Bize Muhammed, ona Ebu Damra Enes b. İyaz, ona Şerik b. Abdullah b. Ebu Nemr, ona da Enes b. Malik şöyle söylemiştir:
Bir kimse cuma günü Rasulullah ayakta hutbe verirken, minberin karşısında bulunan bir kapıdan içeriye girdi ve Rasulullah'ın (sav) karşısında ayakta dikelerek 'Ey Allah'ın Rasulü! Davarlar helak oldu, yollar kesildi. Allah'a dua et de imdadımıza yetişsin' dedi. Bu söz üzerine Rasulullah iki elini kaldırdı ve "Allâhumme eskınâ, Allâhumme eskınâ, Allâhumme eskınâ Allah'ım! Bize yağmur ver; Allah'ım! bize yağmur ver; Allah'ım! bize yağmur ver" diyerek dua etti. Enes dedi ki; Allah'a yemin ederim ki, o sırada biz gökyüzünde ne kalın, ne ince hiç bir bulut görmüyorduk. Bizimle Sel' Dağı arasında o zaman hiçbir ev ve hiçbir konak yoktu.
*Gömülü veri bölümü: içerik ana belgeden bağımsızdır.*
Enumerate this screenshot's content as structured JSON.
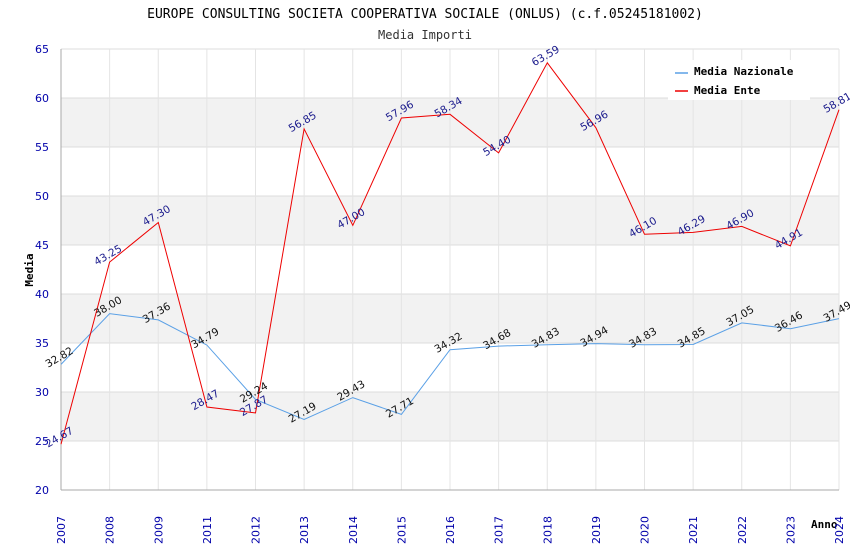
{
  "chart_data": {
    "type": "line",
    "title": "EUROPE CONSULTING SOCIETA COOPERATIVA SOCIALE (ONLUS) (c.f.05245181002)",
    "subtitle": "Media Importi",
    "xlabel": "Anno",
    "ylabel": "Media",
    "ylim": [
      20,
      65
    ],
    "yticks": [
      "20",
      "25",
      "30",
      "35",
      "40",
      "45",
      "50",
      "55",
      "60",
      "65"
    ],
    "categories": [
      "2007",
      "2008",
      "2009",
      "2011",
      "2012",
      "2013",
      "2014",
      "2015",
      "2016",
      "2017",
      "2018",
      "2019",
      "2020",
      "2021",
      "2022",
      "2023",
      "2024"
    ],
    "series": [
      {
        "name": "Media Nazionale",
        "color": "#5aa0e6",
        "values": [
          32.82,
          38.0,
          37.36,
          34.79,
          29.24,
          27.19,
          29.43,
          27.71,
          34.32,
          34.68,
          34.83,
          34.94,
          34.83,
          34.85,
          37.05,
          36.46,
          37.49
        ],
        "labels": [
          "32.82",
          "38.00",
          "37.36",
          "34.79",
          "29.24",
          "27.19",
          "29.43",
          "27.71",
          "34.32",
          "34.68",
          "34.83",
          "34.94",
          "34.83",
          "34.85",
          "37.05",
          "36.46",
          "37.49"
        ]
      },
      {
        "name": "Media Ente",
        "color": "#ee0000",
        "values": [
          24.67,
          43.25,
          47.3,
          28.47,
          27.87,
          56.85,
          47.0,
          57.96,
          58.34,
          54.4,
          63.59,
          56.96,
          46.1,
          46.29,
          46.9,
          44.91,
          58.81
        ],
        "labels": [
          "24.67",
          "43.25",
          "47.30",
          "28.47",
          "27.87",
          "56.85",
          "47.00",
          "57.96",
          "58.34",
          "54.40",
          "63.59",
          "56.96",
          "46.10",
          "46.29",
          "46.90",
          "44.91",
          "58.81"
        ]
      }
    ],
    "grid": true,
    "legend_position": "top-right"
  }
}
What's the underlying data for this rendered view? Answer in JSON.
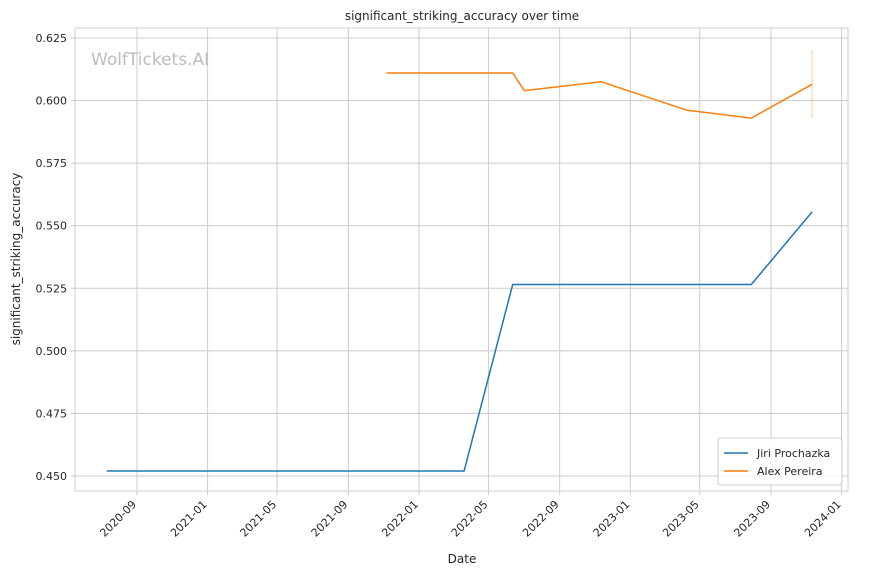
{
  "chart_data": {
    "type": "line",
    "title": "significant_striking_accuracy over time",
    "xlabel": "Date",
    "ylabel": "significant_striking_accuracy",
    "watermark": "WolfTickets.AI",
    "xlim": [
      "2020-05-17",
      "2024-01-12"
    ],
    "ylim": [
      0.444,
      0.629
    ],
    "yticks": [
      0.45,
      0.475,
      0.5,
      0.525,
      0.55,
      0.575,
      0.6,
      0.625
    ],
    "ytick_labels": [
      "0.450",
      "0.475",
      "0.500",
      "0.525",
      "0.550",
      "0.575",
      "0.600",
      "0.625"
    ],
    "xticks": [
      "2020-09-01",
      "2021-01-01",
      "2021-05-01",
      "2021-09-01",
      "2022-01-01",
      "2022-05-01",
      "2022-09-01",
      "2023-01-01",
      "2023-05-01",
      "2023-09-01",
      "2024-01-01"
    ],
    "xtick_labels": [
      "2020-09",
      "2021-01",
      "2021-05",
      "2021-09",
      "2022-01",
      "2022-05",
      "2022-09",
      "2023-01",
      "2023-05",
      "2023-09",
      "2024-01"
    ],
    "grid": true,
    "legend_position": "lower-right",
    "series": [
      {
        "name": "Jiri Prochazka",
        "color": "#1f77b4",
        "x": [
          "2020-07-11",
          "2022-03-20",
          "2022-06-12",
          "2023-07-29",
          "2023-11-11"
        ],
        "y": [
          0.452,
          0.452,
          0.5265,
          0.5265,
          0.5555
        ]
      },
      {
        "name": "Alex Pereira",
        "color": "#ff7f0e",
        "x": [
          "2021-11-06",
          "2022-06-12",
          "2022-07-02",
          "2022-11-12",
          "2023-04-08",
          "2023-07-29",
          "2023-11-11"
        ],
        "y": [
          0.611,
          0.611,
          0.604,
          0.6075,
          0.5962,
          0.593,
          0.6065
        ]
      }
    ],
    "error_bar": {
      "x": "2023-11-11",
      "y_low": 0.593,
      "y_high": 0.62,
      "color": "#ff7f0e"
    }
  }
}
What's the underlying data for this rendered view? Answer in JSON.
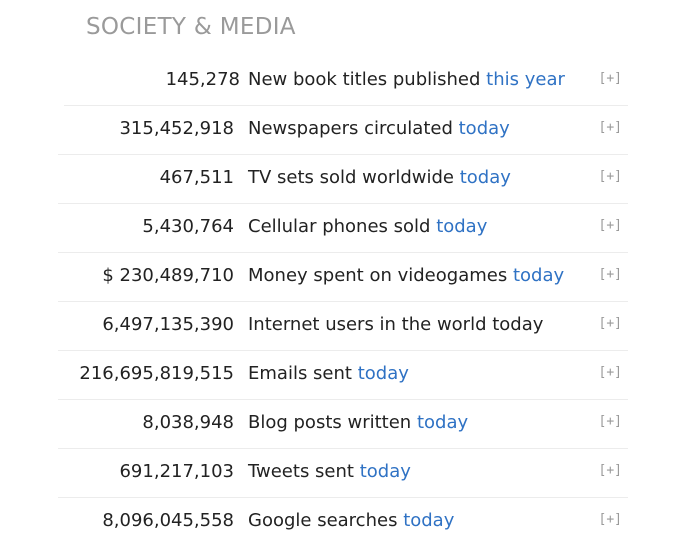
{
  "section": {
    "title": "SOCIETY & MEDIA"
  },
  "toggle_label": "[+]",
  "rows": [
    {
      "value": "145,278",
      "label": "New book titles published",
      "link": "this year"
    },
    {
      "value": "315,452,918",
      "label": "Newspapers circulated",
      "link": "today"
    },
    {
      "value": "467,511",
      "label": "TV sets sold worldwide",
      "link": "today"
    },
    {
      "value": "5,430,764",
      "label": "Cellular phones sold",
      "link": "today"
    },
    {
      "value": "$ 230,489,710",
      "label": "Money spent on videogames",
      "link": "today"
    },
    {
      "value": "6,497,135,390",
      "label": "Internet users in the world today",
      "link": ""
    },
    {
      "value": "216,695,819,515",
      "label": "Emails sent",
      "link": "today"
    },
    {
      "value": "8,038,948",
      "label": "Blog posts written",
      "link": "today"
    },
    {
      "value": "691,217,103",
      "label": "Tweets sent",
      "link": "today"
    },
    {
      "value": "8,096,045,558",
      "label": "Google searches",
      "link": "today"
    }
  ]
}
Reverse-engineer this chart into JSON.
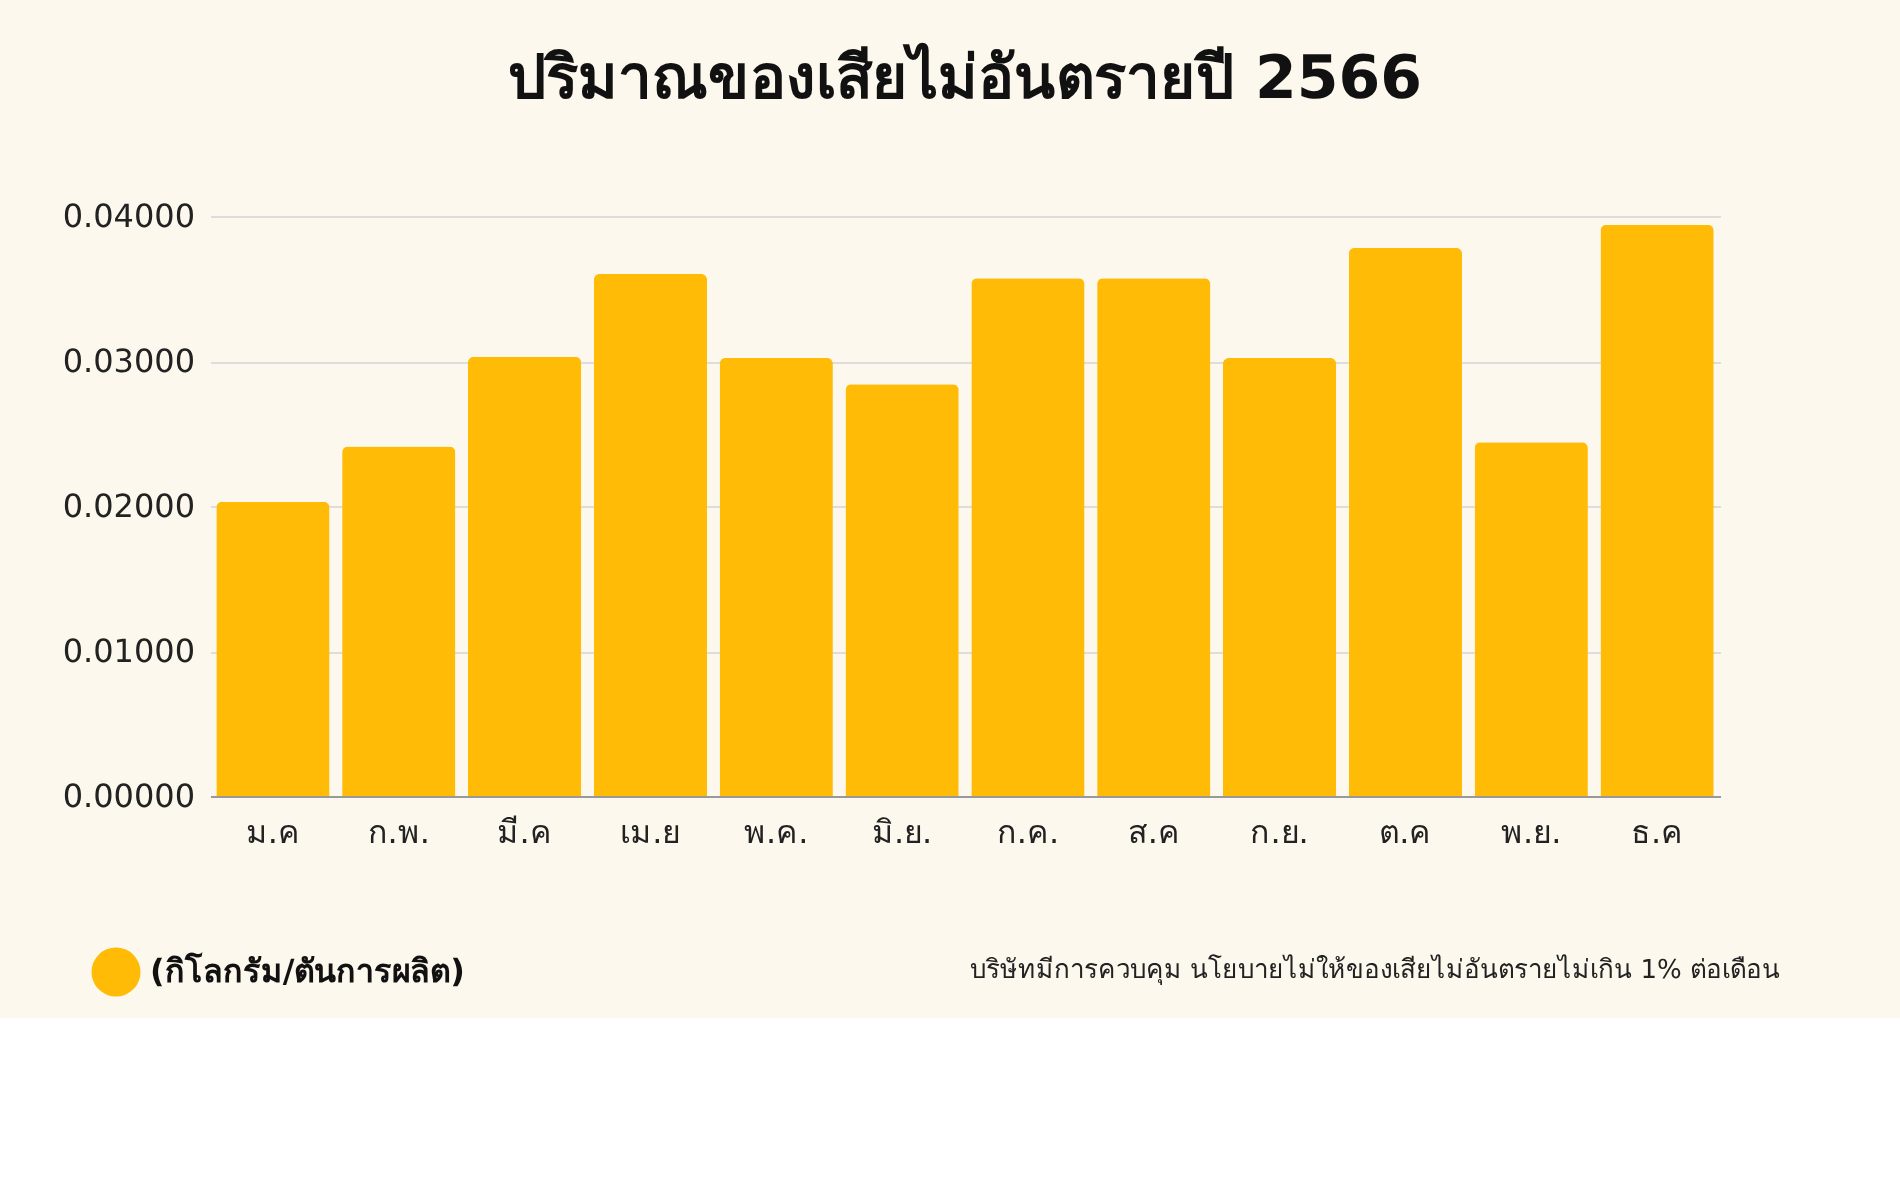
{
  "chart_data": {
    "type": "bar",
    "title": "ปริมาณของเสียไม่อันตรายปี 2566",
    "categories": [
      "ม.ค",
      "ก.พ.",
      "มี.ค",
      "เม.ย",
      "พ.ค.",
      "มิ.ย.",
      "ก.ค.",
      "ส.ค",
      "ก.ย.",
      "ต.ค",
      "พ.ย.",
      "ธ.ค"
    ],
    "series": [
      {
        "name": "(กิโลกรัม/ตันการผลิต)",
        "color": "#ffbb05",
        "values": [
          0.0203,
          0.0241,
          0.0303,
          0.036,
          0.0302,
          0.0284,
          0.0357,
          0.0357,
          0.0302,
          0.0378,
          0.0244,
          0.0394
        ]
      }
    ],
    "ylim": [
      0,
      0.04
    ],
    "yticks": [
      {
        "value": 0,
        "label": "0.00000"
      },
      {
        "value": 0.01,
        "label": "0.01000"
      },
      {
        "value": 0.02,
        "label": "0.02000"
      },
      {
        "value": 0.03,
        "label": "0.03000"
      },
      {
        "value": 0.04,
        "label": "0.04000"
      }
    ],
    "grid": "y",
    "legend": "bottom left",
    "annotations": [
      "บริษัทมีการควบคุม นโยบายไม่ให้ของเสียไม่อันตรายไม่เกิน 1% ต่อเดือน"
    ]
  }
}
Derken Rasulullah'ın (sav) arka tarafından, kalkan şeklinde bir bulut parçası geldi. Gök yüzünün ortasına gelince o bulut yayıldı. Sonra da yağmur yağmaya başladı. Enes dedi ki, 'Allah'a yeminle söylüyorum, biz altı gün güneşin yüzünü görmedik.' Sonraki cuma günü yine Rasulullah ayakta hutbe verirken, yine o kapıdan bir kişi girdi. Hz. Peygamber'in (sav) karşısına geçti ve ayakta dikelerek 'Ey Allah'ın Rasulü! Mallar helak oldu, yollar kesilip kapandı. Allah'a dua et de artık bu yağmur dursun' dedi. Enes dedi ki Bunun üzerine Rasulullah iki elini kaldırdı ve şöyle dua etti:
"Allah'ım! Etrafımıza yağdır, üzerimize değil. Allah'ım! Tepelere, dağlara, bayırlara, derelere, ağaç ve ot biten yerlere yağdır" diye dua etti. Enes dedi ki; 'bunun üzerine hemen yağmur kesildi ve biz namazdan çıktığımızda güneşte yürüyorduk. Şerîk dedi ki; Enes'e ikinci hafta gelen kişi önceki hafta gelen kişi miydi? diye sordum. O da bilmiyorum, dedi.